Потом это закончится.
* * *
Туда-сюда… туда-сюда…
Я прислушалась к звуку пилы, пытаясь вырваться из глубокого сна. Он был куда крепче, чем обычный сон. Он был чем-то усилен — каким-то веществом. Шум не стихал. Даже после того, как мои глаза полностью открылись и остановились на белой плитке потолка, я все еще слышала его.
Пила влетела в дерево, скользя так быстро, что я удивилась, как Уолтеру удавалось удерживать хватку. Теплый свет лился на потолок. Он смягчал то, что было мучительно ярким оттенком белого. Но хотя цвет для моих глаз смягчился, шум все еще присутствовал. Такой же громкий и неистовый, как в тот момент, когда я впервые услышала его.
Мне напомнили, что у меня была одна работа — одна очень важная задача, которая поможет Уолтеру и мне пережить эту ненормально суровую зиму.
Я вдохнула сквозь зубы, нашла слюну, чтобы прохрипеть:
— Черви.
Шум тут же пропал. Тишина ворвалась в мои уши и набухла, пока они не начали звенеть. Я со стоном замотала головой из стороны в сторону, пытаясь прочистить уши. Я вдруг поняла, что мне должно быть больно. Состояние, в котором я была, когда пришла в Учреждение, было немногим лучше, чем состояние яблока, скатившегося по двадцати трем пролетам бетонных ступеней.
Я должна быть слишком разбитой, чтобы быть кому-то полезной.
Но это странно… Я ничего не чувствовала.
Я повернула голову и попыталась понять, где я оказалась.
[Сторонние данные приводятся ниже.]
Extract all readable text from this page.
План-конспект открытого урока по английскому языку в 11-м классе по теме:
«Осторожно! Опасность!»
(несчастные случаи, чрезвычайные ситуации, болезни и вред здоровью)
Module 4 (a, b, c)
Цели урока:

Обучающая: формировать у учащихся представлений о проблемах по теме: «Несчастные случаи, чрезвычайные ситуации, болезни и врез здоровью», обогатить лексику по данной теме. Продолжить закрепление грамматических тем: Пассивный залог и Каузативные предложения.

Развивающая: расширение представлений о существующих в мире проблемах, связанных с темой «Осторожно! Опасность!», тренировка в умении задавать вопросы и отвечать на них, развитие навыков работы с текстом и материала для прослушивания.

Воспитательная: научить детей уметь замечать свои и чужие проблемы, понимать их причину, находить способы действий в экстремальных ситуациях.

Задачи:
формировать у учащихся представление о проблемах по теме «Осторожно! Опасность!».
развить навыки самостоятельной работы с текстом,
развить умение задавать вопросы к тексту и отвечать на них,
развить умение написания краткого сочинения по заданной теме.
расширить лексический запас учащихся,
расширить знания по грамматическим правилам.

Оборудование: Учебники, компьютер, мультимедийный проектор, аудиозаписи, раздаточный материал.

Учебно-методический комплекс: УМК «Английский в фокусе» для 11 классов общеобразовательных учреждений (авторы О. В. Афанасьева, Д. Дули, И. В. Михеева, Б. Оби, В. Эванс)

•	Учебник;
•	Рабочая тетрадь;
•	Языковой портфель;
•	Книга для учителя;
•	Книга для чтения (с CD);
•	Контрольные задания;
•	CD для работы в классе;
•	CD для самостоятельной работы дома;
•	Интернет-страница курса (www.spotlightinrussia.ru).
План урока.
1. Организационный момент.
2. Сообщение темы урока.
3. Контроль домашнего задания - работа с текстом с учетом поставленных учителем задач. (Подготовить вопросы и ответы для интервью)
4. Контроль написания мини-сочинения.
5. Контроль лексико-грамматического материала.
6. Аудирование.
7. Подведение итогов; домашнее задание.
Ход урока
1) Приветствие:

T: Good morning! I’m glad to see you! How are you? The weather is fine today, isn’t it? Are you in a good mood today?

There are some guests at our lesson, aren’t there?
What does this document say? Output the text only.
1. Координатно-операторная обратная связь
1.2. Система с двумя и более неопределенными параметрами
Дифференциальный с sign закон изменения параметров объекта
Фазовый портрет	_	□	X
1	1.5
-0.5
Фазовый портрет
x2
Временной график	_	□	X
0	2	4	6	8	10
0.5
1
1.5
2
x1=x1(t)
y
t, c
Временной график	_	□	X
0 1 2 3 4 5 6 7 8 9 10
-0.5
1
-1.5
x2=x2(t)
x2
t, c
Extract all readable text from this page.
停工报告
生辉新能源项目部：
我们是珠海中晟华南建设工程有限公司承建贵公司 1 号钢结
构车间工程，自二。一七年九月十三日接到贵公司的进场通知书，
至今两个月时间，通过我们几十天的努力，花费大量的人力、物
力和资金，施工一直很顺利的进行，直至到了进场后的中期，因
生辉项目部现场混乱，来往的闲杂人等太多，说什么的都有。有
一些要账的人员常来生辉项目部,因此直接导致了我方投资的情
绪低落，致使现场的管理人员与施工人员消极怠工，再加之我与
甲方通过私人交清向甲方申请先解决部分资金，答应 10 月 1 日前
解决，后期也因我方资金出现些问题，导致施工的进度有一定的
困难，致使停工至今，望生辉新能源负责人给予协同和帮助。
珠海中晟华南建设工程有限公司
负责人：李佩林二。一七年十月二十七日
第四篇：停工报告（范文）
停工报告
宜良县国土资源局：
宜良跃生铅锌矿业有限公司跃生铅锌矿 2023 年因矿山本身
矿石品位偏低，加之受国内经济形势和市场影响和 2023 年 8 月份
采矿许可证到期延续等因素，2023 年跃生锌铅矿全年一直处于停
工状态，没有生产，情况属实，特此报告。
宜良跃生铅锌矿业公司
Вроде, я была в какой-то спальне. Это не было похоже на мою спальню в Граните, где в стенах были прогрызены крысиные норы и всегда воняло мусором. Это и не было похоже на комнаты в лаборатории с тонкими матрасами и хрустящими бумажными простынями. Кровать, в которой я спала, была толстой и удобной; в комнате пахло чистотой. Не было ни визжащего холодильника, ни стока в полу — на случай, если я умру и кому-то придется убирать беспорядок шлангом.
Эта спальня была… хорошей.
Милой, будто я должна была пожить здесь какое-то время и радоваться этому.
Мой взгляд скользил по дальней стене, ища источник теплого оранжевого света. Стены были сделаны из бетона. Они не выглядели холодными, как стены санитарной комнаты. По ним тянулись мелкие сколы и трещинки. Рисунок прерывал врожденную суровость их кожи. Я жадно, почти в бреду разглядывала эти трещины до маленькой настольной лампы.
Светильник был простым: черная металлическая подставка и кремовый абажур. Я изучала стол, на котором он стоял, пытаясь решить, был он сделан из дерева или какого-то матового изогнутого металла, когда краем глаза заметила какое-то движение.
Я не думала, что могла так. Я не думала, что полностью исцелилась. Но когда я увидела молодую женщину, сидящую напротив меня, я вскочила на ноги.
— Ого… кто ты?
Она не ответила. Она сидела очень тихо и наблюдала, как я пыталась рассмотреть ее.
Эта женщина была примерно моего возраста. Она напоминала мне шерифа Кляйн: сумрак на губах и вокруг глаз, сумерки пробегают по всей длине ее гладких волос. В ее взгляде тоже были сумерки. Если бы она была человеком, ее глаза были бы такими же темными, как у Аши. Но они не были темными: они были серебристыми, пронзительного оттенка люминесцентного серо-белого цвета. Как зимняя луна, когда она проходит сквозь тонкую струйку облаков.